Früher galt bei uns zuhause im Mühlviertel, das gekochte Gselchte, vor allem die Ripperl als "armen" essen. Dazu gab´s Mehlknödel, oder Erdäpfel und Karotten aus der Suppe, bestenfalls noch Kraut dazu. Alles Lebensmittel, die wir selbst am Bauernhof zur Verfügung hatten. Heute, erachte ich dieses Essen fast schon als "Occasion" - weil es eben kaum mehr wer kocht. Hin- und wieder, meist einmal im Jahr, kommt es bei uns am Tisch. Was ich dazu brauche: 1/2 kg geselchte Ripperl und / oder ein Stück im ganzen geselchten Bauch 500 g Wurzelgemüse, geputzt 2 Liter Rindsuppe

Wie ich das mache: In der Rindssuppe koche ich die Ripperl, das Fleisch mit dem Wurzelgemüse (Karotten im Ganzen) weich.

für die Knödel: pro Knödel verwende ich zwei gekochte Kartoffeln Weizenmehl glatt Salz

Die Kartoffel drücke ich mit der Gabel klein und mische Mehl und Salz dazu. Wichtig ist bei den Mehlknödel - sie müssten "stauben", dh. mehr Mehl, als Kartoffeln. Im Salzwasser koche ich die Knödel ca. 20 Minuten.
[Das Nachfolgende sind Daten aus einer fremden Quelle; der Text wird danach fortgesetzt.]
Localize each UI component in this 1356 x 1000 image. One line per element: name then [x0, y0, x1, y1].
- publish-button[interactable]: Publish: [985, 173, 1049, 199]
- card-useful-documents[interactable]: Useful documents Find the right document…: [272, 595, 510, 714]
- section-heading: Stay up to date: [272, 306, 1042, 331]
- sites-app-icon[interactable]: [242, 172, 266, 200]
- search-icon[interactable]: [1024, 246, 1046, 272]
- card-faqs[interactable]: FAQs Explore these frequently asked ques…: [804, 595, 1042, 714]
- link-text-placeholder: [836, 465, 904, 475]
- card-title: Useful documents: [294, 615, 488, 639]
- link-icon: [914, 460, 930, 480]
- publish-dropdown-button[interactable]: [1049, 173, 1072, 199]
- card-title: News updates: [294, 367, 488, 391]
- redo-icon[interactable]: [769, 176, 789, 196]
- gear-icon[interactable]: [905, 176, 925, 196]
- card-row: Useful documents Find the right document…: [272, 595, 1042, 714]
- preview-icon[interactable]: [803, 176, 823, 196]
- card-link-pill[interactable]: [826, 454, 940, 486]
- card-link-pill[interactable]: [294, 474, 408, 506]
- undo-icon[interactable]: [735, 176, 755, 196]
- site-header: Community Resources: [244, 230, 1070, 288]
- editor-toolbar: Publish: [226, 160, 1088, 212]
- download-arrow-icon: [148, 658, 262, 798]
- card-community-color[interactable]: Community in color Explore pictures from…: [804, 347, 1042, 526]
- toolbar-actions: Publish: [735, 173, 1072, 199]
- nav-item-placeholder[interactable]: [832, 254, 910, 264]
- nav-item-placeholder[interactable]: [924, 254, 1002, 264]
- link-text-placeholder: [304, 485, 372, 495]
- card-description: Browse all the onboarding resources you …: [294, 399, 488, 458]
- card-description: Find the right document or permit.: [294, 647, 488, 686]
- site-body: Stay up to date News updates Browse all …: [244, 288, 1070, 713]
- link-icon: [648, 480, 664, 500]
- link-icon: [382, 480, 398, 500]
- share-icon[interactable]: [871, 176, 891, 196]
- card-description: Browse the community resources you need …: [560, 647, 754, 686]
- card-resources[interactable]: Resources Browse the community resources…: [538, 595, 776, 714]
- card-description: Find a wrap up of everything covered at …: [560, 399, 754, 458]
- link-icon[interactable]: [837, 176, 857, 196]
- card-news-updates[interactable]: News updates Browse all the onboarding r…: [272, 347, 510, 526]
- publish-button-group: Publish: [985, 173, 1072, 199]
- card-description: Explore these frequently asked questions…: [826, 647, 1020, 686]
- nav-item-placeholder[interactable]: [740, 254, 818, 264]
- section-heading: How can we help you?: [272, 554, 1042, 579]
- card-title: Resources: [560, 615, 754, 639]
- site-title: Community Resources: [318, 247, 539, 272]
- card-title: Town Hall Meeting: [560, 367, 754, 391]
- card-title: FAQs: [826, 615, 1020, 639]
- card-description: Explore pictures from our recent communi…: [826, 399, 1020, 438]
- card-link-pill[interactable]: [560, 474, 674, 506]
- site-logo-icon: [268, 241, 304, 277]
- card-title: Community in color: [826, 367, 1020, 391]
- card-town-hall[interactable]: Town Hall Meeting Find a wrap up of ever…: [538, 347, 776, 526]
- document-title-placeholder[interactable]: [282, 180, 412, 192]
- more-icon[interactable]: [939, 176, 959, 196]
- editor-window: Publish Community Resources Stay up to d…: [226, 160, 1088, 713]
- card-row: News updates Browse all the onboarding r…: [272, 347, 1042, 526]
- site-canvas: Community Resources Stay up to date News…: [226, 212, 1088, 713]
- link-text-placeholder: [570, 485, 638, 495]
für den Salat: 1-2 große Gurken, geschält, gesalzen, ausgedrück Bei Feldgurken halbiere ich und gebe die Kerne raus Essig, Öl, 1-2 TL Senf, 2 EL Agavendicksaft

Fertig ist mein heutiges Gericht, die g´selchte Ripperl mit Mehlknödel und Gurkensalat.